Nous sommes tous saturés. Saturés de voir des pans entiers de notre économie sombrer dans des crises de plus en plus fréquentes et dans une impréparation totale. Saturés de voir l’emploi s’effondrer régulièrement sans que la question de la reconversion économique ne soit mise en avant.

Saturés de voir que l’horloge écologique continue à tourner (1) sans que soit vraiment entamé le débat sur les transformations de notre modèle économique. Saturés de voir qu’après Copenhague, c’est le tout au marché qu’on continue à prôner comme si la relocalisation économique ne constituait pas un des piliers essentiels de notre avenir.
Saturés de voir que la course folle à la croissance se poursuit dans tous les secteurs, comme si elle pouvait être la clef de l’emploi et d’une économie assainie socialement et environnementalement.

Saturés de voir tous ces marchés « saturés » qu’on continue pourtant à soutenir si pas à « booster » à coup d’argent public même lorsque ceux-ci sont captifs ou socialement et écologiquement dévastateurs. Saturés de voir les grandes surfaces avancer à grand pas vers la financiarisation en créant un chaos social et environnemental comme le montre à souhait notamment le cas Wal-Mart (2) ou encore l’étude de Christian Jacquiau : « Grande distribution, le modèle français » (3) dans laquelle on retrouve bien des éléments permettant de comprendre la crise de Carrefour et plus particulièrement les avantages que Carrefour compte tirer de cette crise qu’il a lui-même orchestrée.

Saturés à la lecture des conclusions du rapport présenté par le Gouverneur de la banque nationale, Guy Quaden, de voir que ce sont les mêmes vielles recettes que l’on continue à nous avancer sans discuter (4).
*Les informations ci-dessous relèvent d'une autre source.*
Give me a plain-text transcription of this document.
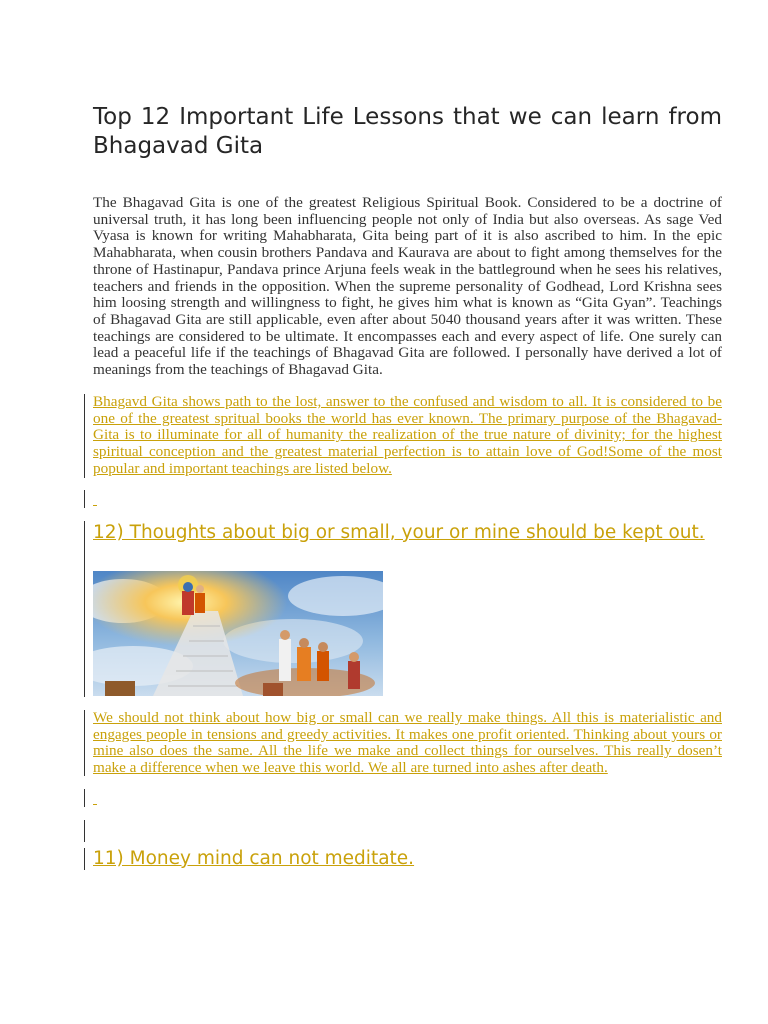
Top 12 Important Life Lessons that we can learn from Bhagavad Gita

The Bhagavad Gita is one of the greatest Religious Spiritual Book. Considered to be a doctrine of universal truth, it has long been influencing people not only of India but also overseas. As sage Ved Vyasa is known for writing Mahabharata, Gita being part of it is also ascribed to him. In the epic Mahabharata, when cousin brothers Pandava and Kaurava are about to fight among themselves for the throne of Hastinapur, Pandava prince Arjuna feels weak in the battleground when he sees his relatives, teachers and friends in the opposition. When the supreme personality of Godhead, Lord Krishna sees him loosing strength and willingness to fight, he gives him what is known as “Gita Gyan”. Teachings of Bhagavad Gita are still applicable, even after about 5040 thousand years after it was written. These teachings are considered to be ultimate. It encompasses each and every aspect of life. One surely can lead a peaceful life if the teachings of Bhagavad Gita are followed. I personally have derived a lot of meanings from the teachings of Bhagavad Gita.

Bhagavd Gita shows path to the lost, answer to the confused and wisdom to all. It is considered to be one of the greatest spritual books the world has ever known. The primary purpose of the Bhagavad-Gita is to illuminate for all of humanity the realization of the true nature of divinity; for the highest spiritual conception and the greatest material perfection is to attain love of God!Some of the most popular and important teachings are listed below.

12) Thoughts about big or small, your or mine should be kept out.

We should not think about how big or small can we really make things. All this is materialistic and engages people in tensions and greedy activities. It makes one profit oriented. Thinking about yours or mine also does the same. All the life we make and collect things for ourselves. This really dosen’t make a difference when we leave this world. We all are turned into ashes after death.

11) Money mind can not meditate.
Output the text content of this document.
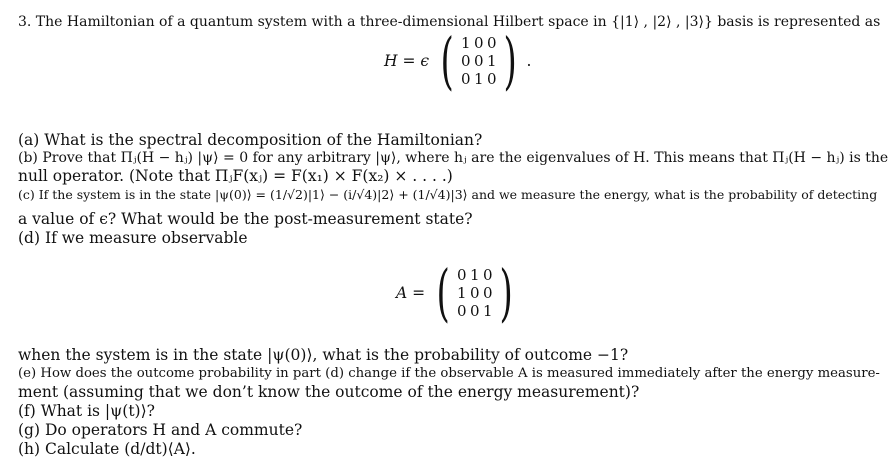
3. The Hamiltonian of a quantum system with a three-dimensional Hilbert space in {|1⟩ , |2⟩ , |3⟩} basis is represented as
H = ϵ ( 1 0 0
0 0 1
0 1 0 ) .
(a) What is the spectral decomposition of the Hamiltonian?
(b) Prove that Πⱼ(H − hⱼ) |ψ⟩ = 0 for any arbitrary |ψ⟩, where hⱼ are the eigenvalues of H. This means that Πⱼ(H − hⱼ) is the
null operator. (Note that ΠⱼF(xⱼ) = F(x₁) × F(x₂) × . . . .)
(c) If the system is in the state |ψ(0)⟩ = (1/√2)|1⟩ − (i/√4)|2⟩ + (1/√4)|3⟩ and we measure the energy, what is the probability of detecting
a value of ϵ? What would be the post-measurement state?
(d) If we measure observable
A = ( 0 1 0
1 0 0
0 0 1 )
when the system is in the state |ψ(0)⟩, what is the probability of outcome −1?
(e) How does the outcome probability in part (d) change if the observable A is measured immediately after the energy measure-
ment (assuming that we don’t know the outcome of the energy measurement)?
(f) What is |ψ(t)⟩?
(g) Do operators H and A commute?
(h) Calculate (d/dt)⟨A⟩.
Saturés, oui, nous sommes saturés.

Nous le sommes d’autant plus qu’on ne peut plus dire aujourd’hui « qu’on ne savait pas ». Les témoignages abondent sur l’échec des mesures prises même dans les littératures les plus éloignées qui soient à la cause écologique. Il en va ainsi de ce témoignage glané sur le site de l’AGEFI, le quotidien de l’agence économique et financière à Genève (5) qui reconnaissait dans son édito de janvier : « …Les plans de relance sont déjà si accommodants qu’ils ne peuvent pas être maintenus à moyen terme. Mais les stimuli tous azimuts peinent à générer les effets que leurs concepteurs avaient souhaité durables. Les primes à la casse pour les voitures en fournissent l’exemple le plus criant. Par ces programmes, les Etats ont donné un coup d’accélérateur au cycle de remplacement habituel du parc automobile, l’obligeant à tourner au ralenti dès que les pouvoirs publics lèvent le pied… »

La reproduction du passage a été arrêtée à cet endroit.